Beispielsweise reflektiert die Entwicklung der Soundchips in Commodore-Heimcomputern musikalische Praxen ihrer Zeit: Im Zeitalter des Synthesizers erhielt der C64 (1982) mit „SID“ einen digitalen Synthesizer mit analogen Komponenten, während „PAULA“ im Amiga (1985) bereits auf der Sampling-Technologie aufsetzte, wogegen wiederum der Atari ST (ebenfalls 1985) mit serienmäßig verbauter MIDI-Schnittstelle in professionellen Tonstudios (und bis vor wenigen Jahren auch noch in der Lehre an der HMT) eingesetzt wurde.

 

 

Software und Computercode sind ebenfalls kulturell geprägt. Chris Hülsbecks Soundmonitor (1986) zeigt den Ansatz eines Programmierers: Musik wird hexadezimal chiffriert und wie Computercode von oben nach unten (statt von links nach rechts) angeordnet.
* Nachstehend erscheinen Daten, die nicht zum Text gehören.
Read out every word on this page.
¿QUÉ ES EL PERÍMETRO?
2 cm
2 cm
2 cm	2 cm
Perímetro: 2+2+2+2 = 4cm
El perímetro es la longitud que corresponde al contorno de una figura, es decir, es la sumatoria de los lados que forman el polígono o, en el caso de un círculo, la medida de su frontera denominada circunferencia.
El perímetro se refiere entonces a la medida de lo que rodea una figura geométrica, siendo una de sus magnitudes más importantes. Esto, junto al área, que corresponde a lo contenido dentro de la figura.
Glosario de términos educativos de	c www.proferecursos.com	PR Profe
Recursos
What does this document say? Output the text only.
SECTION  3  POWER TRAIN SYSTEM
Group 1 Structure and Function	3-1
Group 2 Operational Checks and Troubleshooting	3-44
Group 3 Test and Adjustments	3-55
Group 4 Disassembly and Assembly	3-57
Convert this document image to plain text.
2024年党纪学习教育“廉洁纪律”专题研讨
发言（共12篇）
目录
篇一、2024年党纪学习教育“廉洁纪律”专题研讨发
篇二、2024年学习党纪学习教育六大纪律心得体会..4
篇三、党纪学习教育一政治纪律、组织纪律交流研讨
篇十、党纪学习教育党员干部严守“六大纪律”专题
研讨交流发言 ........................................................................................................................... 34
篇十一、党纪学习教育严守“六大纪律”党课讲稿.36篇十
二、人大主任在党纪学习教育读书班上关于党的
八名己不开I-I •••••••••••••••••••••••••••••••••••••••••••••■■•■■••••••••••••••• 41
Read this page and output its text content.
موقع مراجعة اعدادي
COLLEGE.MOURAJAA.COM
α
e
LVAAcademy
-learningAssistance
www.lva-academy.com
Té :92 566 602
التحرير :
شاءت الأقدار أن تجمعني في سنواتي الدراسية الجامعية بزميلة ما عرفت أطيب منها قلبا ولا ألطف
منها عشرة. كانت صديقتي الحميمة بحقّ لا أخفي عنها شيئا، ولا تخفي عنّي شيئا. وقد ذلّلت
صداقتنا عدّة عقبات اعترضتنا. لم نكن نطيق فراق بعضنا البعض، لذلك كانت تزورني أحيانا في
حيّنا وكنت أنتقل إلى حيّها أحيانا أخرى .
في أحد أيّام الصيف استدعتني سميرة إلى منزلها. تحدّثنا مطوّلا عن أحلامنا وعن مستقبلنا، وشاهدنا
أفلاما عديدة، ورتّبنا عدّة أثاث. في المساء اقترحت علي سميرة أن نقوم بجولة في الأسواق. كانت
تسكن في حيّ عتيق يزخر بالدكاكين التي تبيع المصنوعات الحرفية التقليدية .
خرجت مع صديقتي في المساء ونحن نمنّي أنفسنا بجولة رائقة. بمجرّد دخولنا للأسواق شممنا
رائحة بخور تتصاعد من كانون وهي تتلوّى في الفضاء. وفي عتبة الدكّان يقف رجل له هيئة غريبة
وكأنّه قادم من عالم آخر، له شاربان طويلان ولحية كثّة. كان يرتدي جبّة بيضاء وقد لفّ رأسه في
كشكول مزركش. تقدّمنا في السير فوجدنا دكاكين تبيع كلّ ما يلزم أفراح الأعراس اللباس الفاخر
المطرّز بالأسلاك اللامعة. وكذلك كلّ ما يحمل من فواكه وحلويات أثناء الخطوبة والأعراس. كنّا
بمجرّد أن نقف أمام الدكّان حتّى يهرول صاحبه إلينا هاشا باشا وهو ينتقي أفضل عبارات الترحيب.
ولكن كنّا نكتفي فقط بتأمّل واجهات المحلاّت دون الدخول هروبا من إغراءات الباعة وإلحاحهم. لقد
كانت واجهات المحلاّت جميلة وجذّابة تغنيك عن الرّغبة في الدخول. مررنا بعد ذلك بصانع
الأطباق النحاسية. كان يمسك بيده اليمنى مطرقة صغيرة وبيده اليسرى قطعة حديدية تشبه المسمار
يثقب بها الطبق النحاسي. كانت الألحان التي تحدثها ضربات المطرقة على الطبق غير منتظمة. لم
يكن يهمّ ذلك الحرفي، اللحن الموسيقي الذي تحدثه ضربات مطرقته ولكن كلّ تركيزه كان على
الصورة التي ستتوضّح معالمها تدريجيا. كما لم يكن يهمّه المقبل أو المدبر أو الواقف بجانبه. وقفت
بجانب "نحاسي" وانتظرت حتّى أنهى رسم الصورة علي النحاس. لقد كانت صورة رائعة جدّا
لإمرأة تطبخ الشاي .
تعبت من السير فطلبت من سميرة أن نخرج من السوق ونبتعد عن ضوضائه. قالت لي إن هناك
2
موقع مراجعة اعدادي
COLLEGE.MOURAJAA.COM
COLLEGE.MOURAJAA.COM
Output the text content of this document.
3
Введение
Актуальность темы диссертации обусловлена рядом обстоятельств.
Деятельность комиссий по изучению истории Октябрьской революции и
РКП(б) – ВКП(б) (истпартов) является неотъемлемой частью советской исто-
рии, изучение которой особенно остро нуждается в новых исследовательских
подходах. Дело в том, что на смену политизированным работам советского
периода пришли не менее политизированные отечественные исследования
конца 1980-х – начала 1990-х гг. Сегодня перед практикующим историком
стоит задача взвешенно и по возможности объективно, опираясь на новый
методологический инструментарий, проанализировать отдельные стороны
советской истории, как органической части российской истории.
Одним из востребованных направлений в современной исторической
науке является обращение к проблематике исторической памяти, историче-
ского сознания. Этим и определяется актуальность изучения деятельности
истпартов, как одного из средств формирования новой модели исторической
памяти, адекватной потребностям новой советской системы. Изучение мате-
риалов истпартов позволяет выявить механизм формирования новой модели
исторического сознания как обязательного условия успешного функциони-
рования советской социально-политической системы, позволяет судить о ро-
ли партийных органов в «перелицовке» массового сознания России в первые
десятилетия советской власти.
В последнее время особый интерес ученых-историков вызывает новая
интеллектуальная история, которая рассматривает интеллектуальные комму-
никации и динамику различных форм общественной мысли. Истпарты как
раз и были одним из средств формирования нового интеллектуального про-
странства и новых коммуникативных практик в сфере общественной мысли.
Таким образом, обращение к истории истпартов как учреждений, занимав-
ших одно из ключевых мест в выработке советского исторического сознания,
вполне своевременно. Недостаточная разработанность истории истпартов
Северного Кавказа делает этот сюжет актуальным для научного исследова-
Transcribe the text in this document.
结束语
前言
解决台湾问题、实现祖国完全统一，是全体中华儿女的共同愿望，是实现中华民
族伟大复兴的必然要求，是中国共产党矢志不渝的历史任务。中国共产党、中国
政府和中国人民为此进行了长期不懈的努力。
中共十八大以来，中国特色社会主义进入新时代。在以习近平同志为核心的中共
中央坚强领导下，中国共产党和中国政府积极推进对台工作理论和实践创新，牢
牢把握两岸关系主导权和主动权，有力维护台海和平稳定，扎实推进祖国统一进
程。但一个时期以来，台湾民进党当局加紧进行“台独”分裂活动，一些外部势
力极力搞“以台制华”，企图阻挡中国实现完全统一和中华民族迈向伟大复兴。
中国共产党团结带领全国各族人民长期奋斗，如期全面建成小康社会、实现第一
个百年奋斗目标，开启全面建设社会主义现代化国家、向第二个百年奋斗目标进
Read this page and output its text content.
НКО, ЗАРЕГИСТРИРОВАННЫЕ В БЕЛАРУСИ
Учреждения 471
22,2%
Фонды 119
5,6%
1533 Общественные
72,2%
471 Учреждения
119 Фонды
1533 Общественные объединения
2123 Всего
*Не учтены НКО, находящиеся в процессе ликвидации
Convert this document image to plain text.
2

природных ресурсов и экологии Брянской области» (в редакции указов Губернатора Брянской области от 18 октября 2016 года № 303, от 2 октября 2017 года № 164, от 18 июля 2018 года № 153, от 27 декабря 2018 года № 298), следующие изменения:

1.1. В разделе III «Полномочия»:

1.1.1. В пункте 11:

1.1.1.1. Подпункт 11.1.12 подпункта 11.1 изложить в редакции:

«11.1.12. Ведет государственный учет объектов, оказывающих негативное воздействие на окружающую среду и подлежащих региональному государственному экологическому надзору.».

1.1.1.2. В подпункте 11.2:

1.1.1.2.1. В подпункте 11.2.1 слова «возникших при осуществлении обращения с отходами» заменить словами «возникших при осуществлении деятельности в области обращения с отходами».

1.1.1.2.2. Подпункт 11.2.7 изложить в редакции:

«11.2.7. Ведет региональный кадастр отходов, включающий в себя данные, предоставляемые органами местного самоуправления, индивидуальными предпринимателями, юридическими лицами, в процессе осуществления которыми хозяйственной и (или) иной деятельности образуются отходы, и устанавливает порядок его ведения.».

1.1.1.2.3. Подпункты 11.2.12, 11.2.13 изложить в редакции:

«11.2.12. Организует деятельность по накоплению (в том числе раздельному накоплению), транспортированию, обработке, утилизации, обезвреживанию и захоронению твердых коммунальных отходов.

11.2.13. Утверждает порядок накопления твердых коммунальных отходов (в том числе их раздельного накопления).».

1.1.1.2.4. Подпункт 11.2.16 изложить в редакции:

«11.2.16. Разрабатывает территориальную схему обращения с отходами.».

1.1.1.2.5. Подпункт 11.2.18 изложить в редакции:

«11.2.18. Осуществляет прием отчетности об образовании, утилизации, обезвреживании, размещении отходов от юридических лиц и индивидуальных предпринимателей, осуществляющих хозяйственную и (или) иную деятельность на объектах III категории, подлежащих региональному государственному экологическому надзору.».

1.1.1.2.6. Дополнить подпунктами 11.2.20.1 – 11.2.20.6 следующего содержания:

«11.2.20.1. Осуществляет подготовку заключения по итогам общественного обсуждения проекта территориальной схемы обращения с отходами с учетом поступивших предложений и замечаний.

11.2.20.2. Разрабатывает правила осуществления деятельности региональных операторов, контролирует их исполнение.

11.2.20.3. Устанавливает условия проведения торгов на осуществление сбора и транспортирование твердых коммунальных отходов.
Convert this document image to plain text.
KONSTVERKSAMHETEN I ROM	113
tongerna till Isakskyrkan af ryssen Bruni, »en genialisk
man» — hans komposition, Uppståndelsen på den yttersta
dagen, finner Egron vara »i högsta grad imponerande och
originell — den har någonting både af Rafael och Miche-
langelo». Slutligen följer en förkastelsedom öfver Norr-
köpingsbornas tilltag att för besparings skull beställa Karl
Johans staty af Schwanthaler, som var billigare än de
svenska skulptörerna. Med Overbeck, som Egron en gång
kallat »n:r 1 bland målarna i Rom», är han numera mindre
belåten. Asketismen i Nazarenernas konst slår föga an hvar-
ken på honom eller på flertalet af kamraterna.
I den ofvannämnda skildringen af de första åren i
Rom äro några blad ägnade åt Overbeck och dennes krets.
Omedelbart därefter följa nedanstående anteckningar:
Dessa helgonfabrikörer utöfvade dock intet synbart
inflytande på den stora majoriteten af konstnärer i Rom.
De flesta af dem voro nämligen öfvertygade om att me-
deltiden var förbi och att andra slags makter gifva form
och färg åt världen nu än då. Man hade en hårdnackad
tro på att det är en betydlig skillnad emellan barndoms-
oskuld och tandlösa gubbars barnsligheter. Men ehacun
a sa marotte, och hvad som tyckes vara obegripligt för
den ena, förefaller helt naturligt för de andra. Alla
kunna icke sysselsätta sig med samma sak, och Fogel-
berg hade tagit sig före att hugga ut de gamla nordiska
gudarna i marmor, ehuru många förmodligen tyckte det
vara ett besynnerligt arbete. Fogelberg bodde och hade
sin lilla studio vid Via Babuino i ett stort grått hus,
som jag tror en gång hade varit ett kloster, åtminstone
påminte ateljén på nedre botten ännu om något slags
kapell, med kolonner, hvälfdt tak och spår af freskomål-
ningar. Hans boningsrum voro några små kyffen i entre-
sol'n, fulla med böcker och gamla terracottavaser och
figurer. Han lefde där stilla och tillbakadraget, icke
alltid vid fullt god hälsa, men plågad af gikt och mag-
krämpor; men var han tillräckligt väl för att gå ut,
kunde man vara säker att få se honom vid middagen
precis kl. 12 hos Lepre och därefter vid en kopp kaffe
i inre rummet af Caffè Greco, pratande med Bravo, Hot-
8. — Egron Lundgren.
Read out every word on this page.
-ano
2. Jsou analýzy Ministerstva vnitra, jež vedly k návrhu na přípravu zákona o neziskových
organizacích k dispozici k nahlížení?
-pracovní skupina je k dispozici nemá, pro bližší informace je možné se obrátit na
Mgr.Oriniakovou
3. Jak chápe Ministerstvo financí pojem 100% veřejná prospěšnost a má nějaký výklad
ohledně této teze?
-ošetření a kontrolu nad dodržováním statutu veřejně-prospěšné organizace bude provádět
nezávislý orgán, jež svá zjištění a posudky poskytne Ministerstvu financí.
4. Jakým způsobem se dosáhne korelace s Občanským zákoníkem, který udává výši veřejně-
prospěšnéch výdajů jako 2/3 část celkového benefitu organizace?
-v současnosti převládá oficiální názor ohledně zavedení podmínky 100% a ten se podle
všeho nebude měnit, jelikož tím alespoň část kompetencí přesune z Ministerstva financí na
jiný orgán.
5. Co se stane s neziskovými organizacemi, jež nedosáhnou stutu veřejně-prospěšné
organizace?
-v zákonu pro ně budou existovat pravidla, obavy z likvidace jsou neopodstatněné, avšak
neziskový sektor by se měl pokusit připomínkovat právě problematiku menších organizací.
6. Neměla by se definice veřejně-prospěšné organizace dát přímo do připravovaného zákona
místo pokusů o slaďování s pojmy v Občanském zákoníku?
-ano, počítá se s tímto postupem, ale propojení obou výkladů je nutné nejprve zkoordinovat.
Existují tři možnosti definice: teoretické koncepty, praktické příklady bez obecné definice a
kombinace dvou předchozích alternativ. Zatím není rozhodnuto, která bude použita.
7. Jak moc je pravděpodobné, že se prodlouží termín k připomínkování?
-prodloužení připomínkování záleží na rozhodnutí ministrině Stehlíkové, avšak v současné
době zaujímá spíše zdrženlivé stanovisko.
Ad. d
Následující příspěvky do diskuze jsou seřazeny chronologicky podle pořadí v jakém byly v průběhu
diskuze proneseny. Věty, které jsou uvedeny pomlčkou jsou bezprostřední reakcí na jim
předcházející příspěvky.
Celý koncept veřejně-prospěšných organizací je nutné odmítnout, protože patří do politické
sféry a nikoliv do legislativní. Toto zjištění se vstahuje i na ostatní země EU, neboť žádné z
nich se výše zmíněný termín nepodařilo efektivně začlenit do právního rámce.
Auf die Frage, ob er sich als Musiker oder als Programmierer verstehe, antwortete Hülsbeck: „Programmierer, ich kann keine Noten lesen“.[4] Als Electronic Arts 1982 Will Harvey’s Music Construction Set und 1986 das Deluxe Music Construction Setveröffentlichte, resümierte die Presse, dies sei „one of the best programs to help serious musicians compose“ und ein „flexible, detailed composition program“[5] – das DMCS fand also seine Marktnische als professionelle Anwendung für Komposition und traditionellen Notensatz. Dagegen richtete sich Instant Music, ebenfalls 1986 von EA publiziert, an den Hobbybereich: „I wanted to build a music programme that would let people provide the creativity but make the computer do most of the work“, erklärte der Entwickler Robert C. Campbell in der Dokumentation. Die Fachpresse beschrieb Instant Music als ein „intelligent electronic instrument“ und „the triumph of technology over talent“, „turning the complete idiot into a composer“. Es stehe gegen die Vorstellung „that only music scholars should be allowed the joy of musical performance“ und erlaube seinen Nutzer:innen „to expand [their] horizons, and that […] is what computers are all about“.[6] Dem entsprechend präsentiert sich das Programm mit einer intuitiv zugänglichen grafischen Notation, die an Lochkartensysteme oder Klavierrollen erinnert. Schließlich brachte die Komponistin Laurie Spiegel ebenfalls 1986 das musiktheoretisch anspruchsvolle Improvisationstool Music Mouse heraus, das sie in einem Artikel im Computer Music Journalals Beispiel eines „intelligent instruments“ nannte.[7] In pentatonischen, diatonischen, oktatonischen und anderen Tonsystemen angeordnete Klänge werden auf einer aus Klaviaturen definierten Matrix visualisiert.

 

Technologien standen hier jeweils in Wechselwirkung mit der musikalischen Kultur, die sie umgab. Der Computer wird zum Musikinstrument: „Computer spielen“ ist nichts fundamental anderes als „Klavier spielen“. Musik erscheint dabei ebenso als Prozess und kulturelle Praxis wie als Produkt, wobei die Notations- und Visualisierungsmodi diverse Zugänge reflektieren: Die unterschiedlichen Interfaces verschleiern, mit Friedrich Kittler gesprochen,[8] die eigentliche Funktionsweise des Geräts.

 

Dieser Ansatz einer Ermächtigung zur Kreativität wurde zum Marketinginstrument: Commodore engagierte für die Präsentation des Amiga den Künstler Andy Warhol und die Sängerin Debbie Harry, Apple ließ den Macintosh zu den Klängen von Vangelis’ Chariots of Fire Gemälde, Typografie und Architektur anzeigen. Der „Personal Computer“, so die Verheißung, entfessele die persönliche Kreativität: Visionen von Joseph Beuys, Leslie Fiedler und Andy Warhol, nach denen jeder Mensch als Künstler zumindest kurzzeitig ins Rampenlicht treten und vermeintliche Gräben einer stratifizierten Kultur überwinden könne, wurden in der neuen, gelegentlich seltsam unkritischen technologischen Euphorie als greifbar dargestellt.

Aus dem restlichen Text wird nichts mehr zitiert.